Любушка рассказала Тулагину о себе. Родилась в Могзоне, здесь, в этом доме. Отца своего не знает, говорят, он некоторое время конюховал у Шукшеевых, а потом сгинул куда-то. Мать, как и она теперь, была в услужении еще у покойного Лукьяна Саввича — батюшки Елизара Лукьяновнча. Померла в позапрошлом году.
После осмотра хором и рассказа девушки дом Шукшеевых уже не казался Тимофею уютным и благодатным, а Любушкнна жизнь в нем — такой уж счастливой.
…Прошло некоторое время, Тулагину опять выпала оказия побывать в Могзоне. Правда, времени у него было в обрез, но повидаться с Любушкой он все же сумел. На этот раз он постучался в дом не с парадного подъезда, а в низкое угловое окошко.
Любушка провела его к себе через дворовую калитку. Была она немного расстроенной, с покрасневшими глазами.
Тимофей осторожно спросил:
— Обидел, никак, кто?
— Пустяки. Это так…
Так, да что-то не так. Но Тимофей смолчал, не стал больше приставать к девушке с расспросами. Она сама нарушила молчание:
— Помните, в день нашего знакомства на станции вы говорили мне, что теперь свобода, что теперь все равны будут?
— Помню… говорил… — растерялся Тимофей от доселе незнакомого ему возбуждения Любушки.
— А где же оно, это равенство? — из глаз девушки покатились слезы.
— Да что случилось, Любушка? Ты почему плачешь? Тебя, вижу, кто-то обидел?

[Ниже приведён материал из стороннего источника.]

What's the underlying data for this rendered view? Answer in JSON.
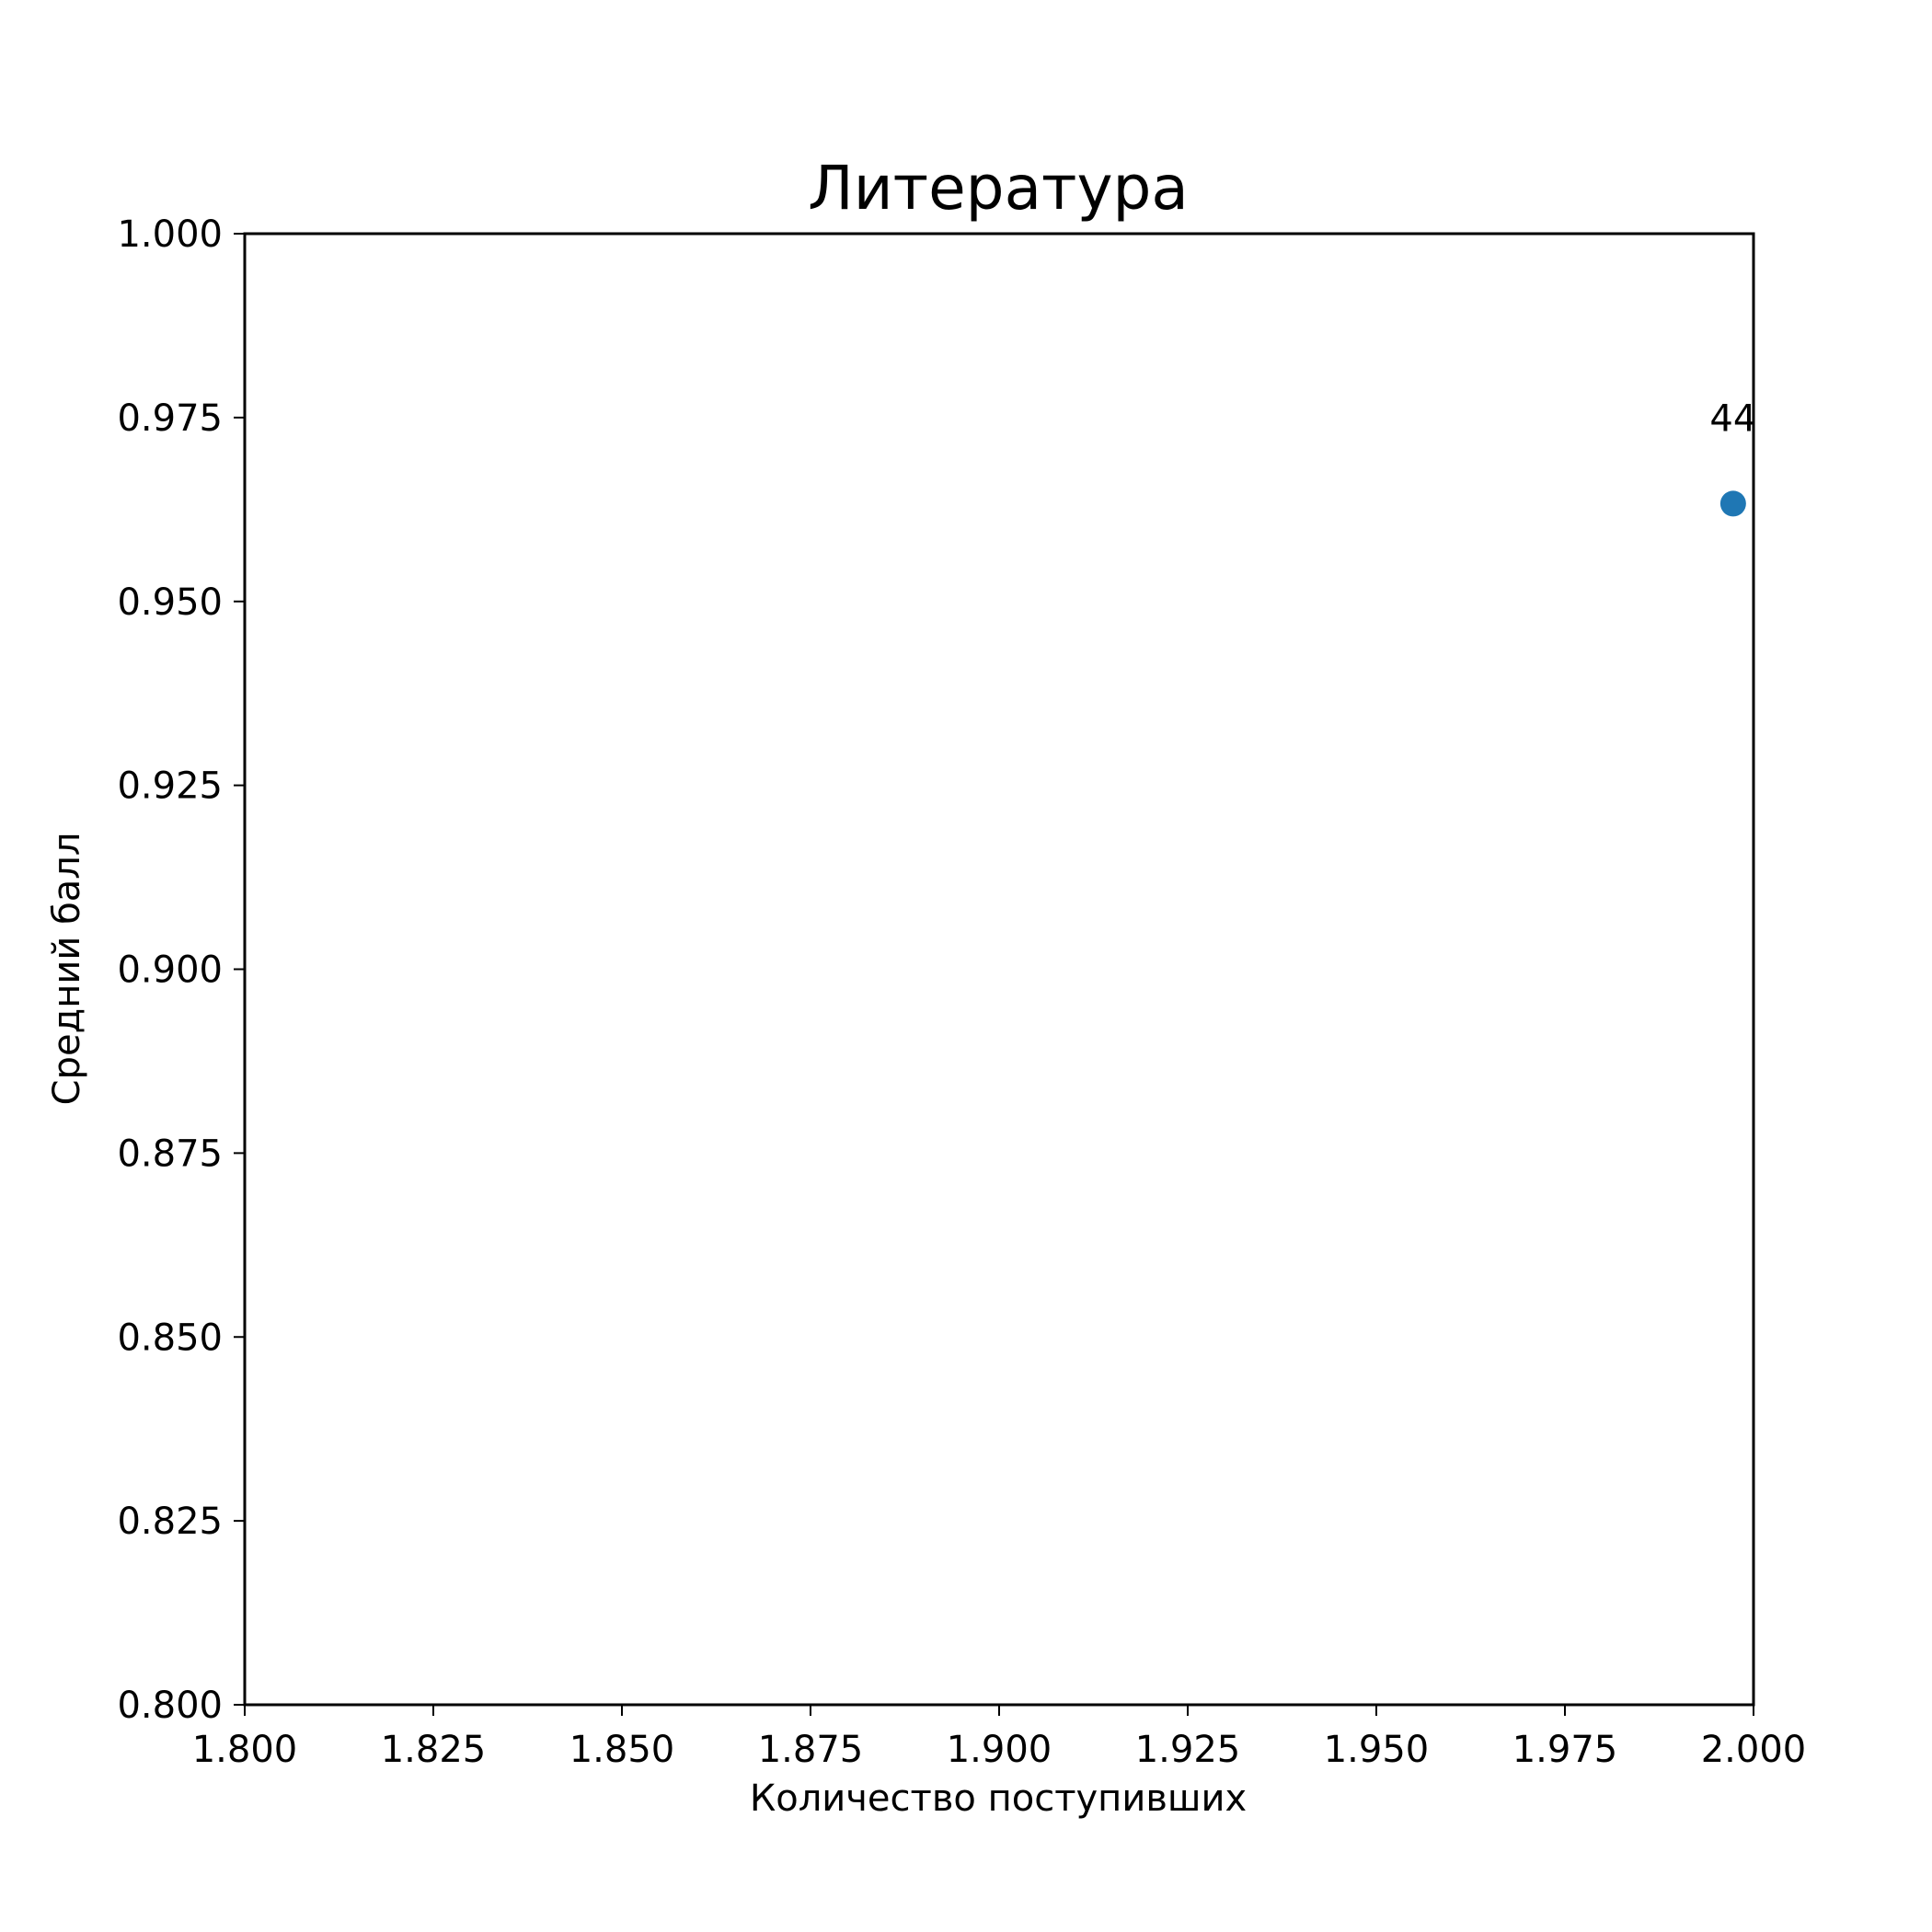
{
  "chart_data": {
    "type": "scatter",
    "title": "Литература",
    "xlabel": "Количество поступивших",
    "ylabel": "Средний балл",
    "xlim": [
      1.8,
      2.0
    ],
    "ylim": [
      0.8,
      1.0
    ],
    "x_ticks": [
      1.8,
      1.825,
      1.85,
      1.875,
      1.9,
      1.925,
      1.95,
      1.975,
      2.0
    ],
    "x_tick_labels": [
      "1.800",
      "1.825",
      "1.850",
      "1.875",
      "1.900",
      "1.925",
      "1.950",
      "1.975",
      "2.000"
    ],
    "y_ticks": [
      0.8,
      0.825,
      0.85,
      0.875,
      0.9,
      0.925,
      0.95,
      0.975,
      1.0
    ],
    "y_tick_labels": [
      "0.800",
      "0.825",
      "0.850",
      "0.875",
      "0.900",
      "0.925",
      "0.950",
      "0.975",
      "1.000"
    ],
    "grid": false,
    "points": [
      {
        "x": 1.9973,
        "y": 0.9633,
        "label": "44"
      }
    ],
    "marker_color": "#1f77b4"
  }
}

— Я так понимаю, Тимофей Егорович, — вытерла слезы и, несколько успокоившись, снова заговорила она. — Ну, богатство, оно и есть богатство. Тут кому как богом дано. А на что же топтать человека, если он бедный?..
— Кто твой обидчик? — распаливался Тулагин. — Не бойся, назови его. Я рассчитаюсь с ним.
— Проспала я немного сегодня и не успела к заутрене прибрать спальню Елизара Лукьяновича и Марфы Иннокентьевны. Так Елизар Лукьянович раскричался, разругался разными словами. А я что?.. Я не человек, что ли? Зачем на меня так? Елизар Лукьянович расхохотался: козявка ты, а не человек. Тебе, кричит, на роду написано быть в работниках, в прислужанках. Да я, кричит, если захочу, что угодно с тобой сделаю — захочу растопчу, захочу помилую…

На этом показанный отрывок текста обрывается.